Foto: Farkas por Alexandre Belem/JC Imagem

“[…] propondo que o pensamento descubra a imagem”.

Nome definitivo para a compreensão da fotografia brasileira, também produtor e diretor de cinema, Farkas perpetuou os seus dias com doçura e generosidade tanto quanto o fez com sua arte. Naquele dia a fotografia brasileira se despedia fisicamente de um personagem que, resumiu a imagem da forma mais simples e certeira, como se jamais ouvíssemos de outro fotógrafo: “Fotografia é emoção!”. Apenas isso, emoção.

O interesse pela fotografia

A história começa com o seu pai, fundador da loja Fotoptica, especializada em equipamentos fotográficos. Farkas vivia entre profissionais e conciliava o curso de engenharia com a paixão por imagens.

A Revolução pela Fotografia

Naturalizou-se brasileiro aos 25 anos, passou a amar esse Pais com tanta intensidade que em 1964 diante do anuncio perverso do que seria um longo esquema de repressão política: A Ditadura, imaginou que o melhor para o Brasil seria conhecer a si mesmo “Eu achava que dando essa consciência, mostrando para a população quem somos nós, seria tão revolucionário quanto uma revolução”

Auto retrato - Thomas Frakas - Acervo IMS

Ainda trabalhando na loja do pai, ele reuniu amigos conhecidos para uma ideia simples: a Caravana Farkas: documentar lugares e pessoas pelo Brasil, uma espécie de biblioteca em imagens da cultura popular, em fotos e vídeos. “Esse era o princípio da coisa: como é o Brasil do Norte, como é o Brasil do Sul, como posso ilustrar isso?  A proposta era estudar, correr e documentar o país, em diversas fases.” Essa foi definitivamente o inicio da sua enorme contribuição ao Brasil.

(…) Em 1968, parte para o Nordeste um grupo de jovens cineastas, organizados em torno do empresário, fotógrafo produtor e Thomaz Farkas (2), com o intuito de realizar um projeto pioneiro na área da documentação de manifestações da cultura popular brasileira, em que havia liberdade tanto para o uso das técnicas de reportagem tradicionais quanto para as da ficção, contemplando da precisão etnográfica ao improviso.

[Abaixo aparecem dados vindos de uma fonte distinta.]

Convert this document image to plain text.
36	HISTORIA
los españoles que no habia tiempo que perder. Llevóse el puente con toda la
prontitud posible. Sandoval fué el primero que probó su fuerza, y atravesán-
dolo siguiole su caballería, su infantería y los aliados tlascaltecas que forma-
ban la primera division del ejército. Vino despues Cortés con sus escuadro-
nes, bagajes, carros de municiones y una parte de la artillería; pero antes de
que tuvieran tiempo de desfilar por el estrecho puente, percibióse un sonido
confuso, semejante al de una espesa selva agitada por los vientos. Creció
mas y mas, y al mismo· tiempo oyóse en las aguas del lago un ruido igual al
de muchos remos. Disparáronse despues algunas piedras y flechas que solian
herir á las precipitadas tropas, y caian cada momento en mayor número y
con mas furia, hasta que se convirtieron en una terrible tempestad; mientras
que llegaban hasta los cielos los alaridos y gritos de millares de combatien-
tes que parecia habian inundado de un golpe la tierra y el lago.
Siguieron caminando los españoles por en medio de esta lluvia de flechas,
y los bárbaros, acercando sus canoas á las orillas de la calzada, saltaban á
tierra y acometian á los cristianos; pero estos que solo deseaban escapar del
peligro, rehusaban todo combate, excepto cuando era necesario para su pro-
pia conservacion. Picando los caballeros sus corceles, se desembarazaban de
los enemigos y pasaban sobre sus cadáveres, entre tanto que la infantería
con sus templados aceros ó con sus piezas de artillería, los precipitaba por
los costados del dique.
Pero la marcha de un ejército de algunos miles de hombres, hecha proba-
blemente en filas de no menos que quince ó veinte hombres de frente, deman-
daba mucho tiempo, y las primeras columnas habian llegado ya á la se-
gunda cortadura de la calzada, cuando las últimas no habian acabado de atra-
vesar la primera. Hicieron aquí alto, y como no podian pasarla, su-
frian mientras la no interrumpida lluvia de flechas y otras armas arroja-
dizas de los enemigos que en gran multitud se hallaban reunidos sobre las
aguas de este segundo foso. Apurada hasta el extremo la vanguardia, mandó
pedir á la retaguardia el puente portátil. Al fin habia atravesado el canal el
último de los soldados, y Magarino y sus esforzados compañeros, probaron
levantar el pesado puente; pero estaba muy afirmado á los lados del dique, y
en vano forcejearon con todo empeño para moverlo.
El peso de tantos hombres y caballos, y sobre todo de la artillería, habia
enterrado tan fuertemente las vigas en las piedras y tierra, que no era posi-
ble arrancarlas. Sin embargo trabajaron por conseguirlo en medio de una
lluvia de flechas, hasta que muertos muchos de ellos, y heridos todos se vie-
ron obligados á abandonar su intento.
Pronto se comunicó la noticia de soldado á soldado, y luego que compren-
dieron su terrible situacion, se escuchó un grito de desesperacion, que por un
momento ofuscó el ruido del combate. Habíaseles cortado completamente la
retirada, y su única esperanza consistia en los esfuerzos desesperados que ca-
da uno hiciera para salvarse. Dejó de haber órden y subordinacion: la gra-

No total, foram dezenove os documentários produzidos. Cada um deles traz a abordagem de um tema único: a literatura oral, em A Cantoria e Jornal do Sertão; a religiosidade popular, em Padre Cícero e em Frei Damião; o artesanato, em A Mão do Homem, Os Imaginários e Vitalino/Lampião; a economia, em Casa de Farinha (mandioca), Erva Bruxa (tabaco), O Engenho (rapadura), A Morte do Boi (gado) e Região: Cariri (estrutura agrária); o sertanejo, em A Beste, A Vaquejada, O Homem de Couro e O Rastejador; e o cotidiano na fazenda, em Jaramataia. As exceções ficam por conta de Visão de Juazeiro e Viva Cariri!, que apresentam uma síntese de toda a temática do projeto, relacionando economia, cultura e religiosidade popular.(…)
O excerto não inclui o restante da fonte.